Owen: How we make CSME work
Published on: 6/19/07.
by TONY BEST
CREATE a new enterprise culture, a determined effort by the richer Caribbean nations to help their poorer neighbours and a boost to risk-taking.
Then add the movement of skilled and much needed human resources, reform of domestic business environments and the integration of Haiti to the mix and what emerges are the crucial elements needed for the success of the CARICOM Single Market and Economy (CSME).
That was the blueprint outlined yesterday at the Library of the United States Congress by Prime Minister Owen Arthur, to a crowded room that included prime minister of Trinidad and Tobago, Patrick Manning, in a wide-ranging lecture that traced the history of the integration movement and pinpointed the steps which must be taken if the CSME is to live up to its timetable.
"The creation of the CSME is a huge undertaking that is, at this stage, largely a work in progress," he said.
"The perfection of its design and the successful implementation of its essential aspects will require the sustained engagement of all sections of the civil society, the private sector and the political directorate of the region for many years to come.
"Its success or failure will depend in large measure on how the region resolves some key strategic matters."
For instance, "fundamental issues of regional governance" must be tackled, he insisted.
Economic integration
"The Caribbean Community, in seeking to carry out a process of economic integration that effectively amounts to the creation of an economic union, has chosen a form of political integration whereby it has established itself as a community of sovereign states," he added.
"Each participating state exercises sovereignty and discretion over the implementation of decisions reached at the regional level. There has been no provision for the conferment of executive authority to supranational bodies to carry out decision pertaining to the creation of a regional economy."

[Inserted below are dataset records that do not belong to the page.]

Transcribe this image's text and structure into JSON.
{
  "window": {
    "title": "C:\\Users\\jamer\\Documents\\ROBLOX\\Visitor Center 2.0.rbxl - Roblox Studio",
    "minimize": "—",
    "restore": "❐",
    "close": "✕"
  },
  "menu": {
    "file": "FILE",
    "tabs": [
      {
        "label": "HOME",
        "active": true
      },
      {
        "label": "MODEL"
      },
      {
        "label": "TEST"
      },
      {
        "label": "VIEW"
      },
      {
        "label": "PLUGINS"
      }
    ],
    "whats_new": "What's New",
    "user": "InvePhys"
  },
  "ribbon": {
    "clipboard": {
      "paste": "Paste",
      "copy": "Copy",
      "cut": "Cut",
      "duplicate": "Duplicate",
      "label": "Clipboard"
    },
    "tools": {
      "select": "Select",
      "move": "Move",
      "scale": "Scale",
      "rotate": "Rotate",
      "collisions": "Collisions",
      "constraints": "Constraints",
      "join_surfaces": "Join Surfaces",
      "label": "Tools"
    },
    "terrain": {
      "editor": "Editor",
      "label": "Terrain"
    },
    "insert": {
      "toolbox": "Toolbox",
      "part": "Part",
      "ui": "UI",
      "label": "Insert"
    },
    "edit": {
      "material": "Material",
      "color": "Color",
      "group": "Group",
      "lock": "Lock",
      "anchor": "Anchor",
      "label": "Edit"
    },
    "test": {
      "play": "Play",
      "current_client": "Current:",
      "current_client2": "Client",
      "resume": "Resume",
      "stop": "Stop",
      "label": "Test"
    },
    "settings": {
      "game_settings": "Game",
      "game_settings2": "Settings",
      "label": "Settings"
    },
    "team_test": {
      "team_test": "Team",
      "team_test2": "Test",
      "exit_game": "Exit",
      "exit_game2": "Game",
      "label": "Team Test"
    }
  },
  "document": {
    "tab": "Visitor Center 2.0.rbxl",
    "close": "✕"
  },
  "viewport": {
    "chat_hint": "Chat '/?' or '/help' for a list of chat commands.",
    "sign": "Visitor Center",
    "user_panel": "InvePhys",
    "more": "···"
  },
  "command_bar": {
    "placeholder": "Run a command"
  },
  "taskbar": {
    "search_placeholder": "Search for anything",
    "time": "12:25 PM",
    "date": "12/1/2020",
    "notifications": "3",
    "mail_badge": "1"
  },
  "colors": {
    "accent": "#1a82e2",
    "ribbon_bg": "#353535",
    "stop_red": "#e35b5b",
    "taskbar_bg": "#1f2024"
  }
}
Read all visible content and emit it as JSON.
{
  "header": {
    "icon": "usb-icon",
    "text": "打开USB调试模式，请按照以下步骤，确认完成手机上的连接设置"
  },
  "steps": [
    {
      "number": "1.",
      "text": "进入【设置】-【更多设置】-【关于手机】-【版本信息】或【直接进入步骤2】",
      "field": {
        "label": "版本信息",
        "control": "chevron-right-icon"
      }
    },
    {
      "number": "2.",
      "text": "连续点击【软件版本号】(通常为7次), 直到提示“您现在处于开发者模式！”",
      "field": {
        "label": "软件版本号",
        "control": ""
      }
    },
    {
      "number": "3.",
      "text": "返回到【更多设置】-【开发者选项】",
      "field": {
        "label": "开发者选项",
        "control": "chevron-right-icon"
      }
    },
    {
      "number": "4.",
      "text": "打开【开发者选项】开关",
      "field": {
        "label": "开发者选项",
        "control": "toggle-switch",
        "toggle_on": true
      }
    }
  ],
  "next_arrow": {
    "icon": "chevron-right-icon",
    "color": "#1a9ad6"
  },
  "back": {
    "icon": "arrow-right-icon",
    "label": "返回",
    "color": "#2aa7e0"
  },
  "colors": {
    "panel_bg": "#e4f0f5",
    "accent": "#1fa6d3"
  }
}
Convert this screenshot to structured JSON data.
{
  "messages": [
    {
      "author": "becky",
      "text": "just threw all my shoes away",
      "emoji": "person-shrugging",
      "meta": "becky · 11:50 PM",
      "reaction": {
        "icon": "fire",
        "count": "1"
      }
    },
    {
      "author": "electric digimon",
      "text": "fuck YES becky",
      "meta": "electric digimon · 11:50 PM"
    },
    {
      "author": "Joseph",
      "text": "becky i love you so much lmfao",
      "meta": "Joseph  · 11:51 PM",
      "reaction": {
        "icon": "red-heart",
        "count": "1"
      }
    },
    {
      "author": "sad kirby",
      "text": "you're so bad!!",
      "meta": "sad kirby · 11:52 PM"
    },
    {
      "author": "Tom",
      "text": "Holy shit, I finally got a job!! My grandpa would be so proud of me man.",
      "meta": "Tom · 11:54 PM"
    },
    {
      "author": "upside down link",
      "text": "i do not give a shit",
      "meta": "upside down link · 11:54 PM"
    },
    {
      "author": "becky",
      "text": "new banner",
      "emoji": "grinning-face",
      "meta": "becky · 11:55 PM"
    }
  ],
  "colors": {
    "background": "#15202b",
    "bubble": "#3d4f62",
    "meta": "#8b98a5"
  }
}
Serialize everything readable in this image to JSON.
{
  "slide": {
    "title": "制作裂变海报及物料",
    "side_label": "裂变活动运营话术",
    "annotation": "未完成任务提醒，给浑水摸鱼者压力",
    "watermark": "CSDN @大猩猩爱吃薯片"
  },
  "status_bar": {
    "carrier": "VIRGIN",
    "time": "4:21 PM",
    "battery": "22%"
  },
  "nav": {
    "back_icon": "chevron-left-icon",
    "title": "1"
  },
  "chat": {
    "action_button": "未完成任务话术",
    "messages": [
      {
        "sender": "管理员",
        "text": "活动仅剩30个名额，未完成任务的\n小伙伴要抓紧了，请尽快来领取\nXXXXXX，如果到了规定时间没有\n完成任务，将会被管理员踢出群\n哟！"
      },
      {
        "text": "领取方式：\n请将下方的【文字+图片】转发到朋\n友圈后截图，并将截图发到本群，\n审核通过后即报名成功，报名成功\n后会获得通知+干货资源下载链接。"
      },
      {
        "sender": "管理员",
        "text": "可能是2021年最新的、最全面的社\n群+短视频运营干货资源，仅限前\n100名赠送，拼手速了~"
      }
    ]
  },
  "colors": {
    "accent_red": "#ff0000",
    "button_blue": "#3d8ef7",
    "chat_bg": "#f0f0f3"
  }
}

That approach was much too limiting, hence the need for "the devolution of executive authority to supranational bodies" in the region, he insisted.
"Proposals to that effect are now before the leadership of the region in the form of a task force report on regional governance. Its adoption is critical," Arthur stressed.
Next is the need for a regional programme of "functional co-operation across all social, cultural and environmental fields" that would be developed and implemented in order to provide "the social and institutional capital" for the CSME.
According to Arthur, the region also needs to implement a system of "special and differential treatment" for the smaller economies.
"Without a proactive engagement of this kind contemplated, the benefits from deeper economic co-operation will ensue in increasing proportion to those states like Trinidad and Tobago and Barbados that begin the process at a higher level of development," he explained.